Over 50 recommendations were made to Crown Resorts in a 1000-page report that detailed changes to be made in order for the corporation to be deemed appropriate to hold a gaming licence. The report also found that Crown had indeed “facilitated money laundering, bullied regulators, underpaid gambling taxes and broke responsible gambling rules” according to Lead Commissioner Neville Owen.
Other findings included that Crown Perth hid bank accounts for their Riverbank subsidiary and overruled regulations on money laundering within the casino.
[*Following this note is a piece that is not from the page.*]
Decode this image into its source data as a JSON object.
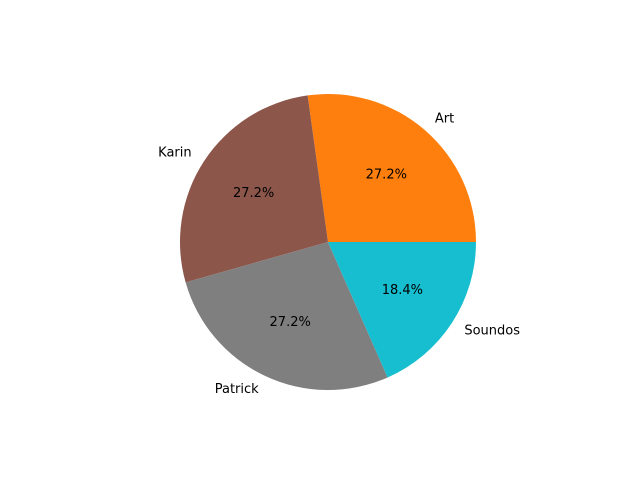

Several recommendations were made by the WA inquiry that included “tougher regulations, more power for the state Gaming Minister and stronger penalties for breaches”
Racing and Gaming Minister Tony Buti said that in order to implement change an independent monitor is to be launched.
“The royal commission found that the Crown entities are not presently suitable to continue to hold the gaming licence for the Perth casino, or to be concerned in or associated with the organisation and conduct of the Perth casino operations,” Mr Buti said.
“The government accepts these findings,
“The royal commission details the remediation activities, which Crown would need to implement to become suitable, and recommends establishing an independent monitor to oversee those remediation activities.”
Although the Royal Commission recognises the unsuitability, Crown Resorts is still allowed to operate its casino in Perth on the condition it makes improvements. Billionaire James Packer who owned 37 per cent of the corporation admitted that he was negligent in his role as Chairman after moving overseas.
Mr Packer recently sold his shares along with the remainder of the company to US private equity firm Blackstone for $8.87bn AUD with his cut to set him back $3.26bn. He has yet to comment on the findings.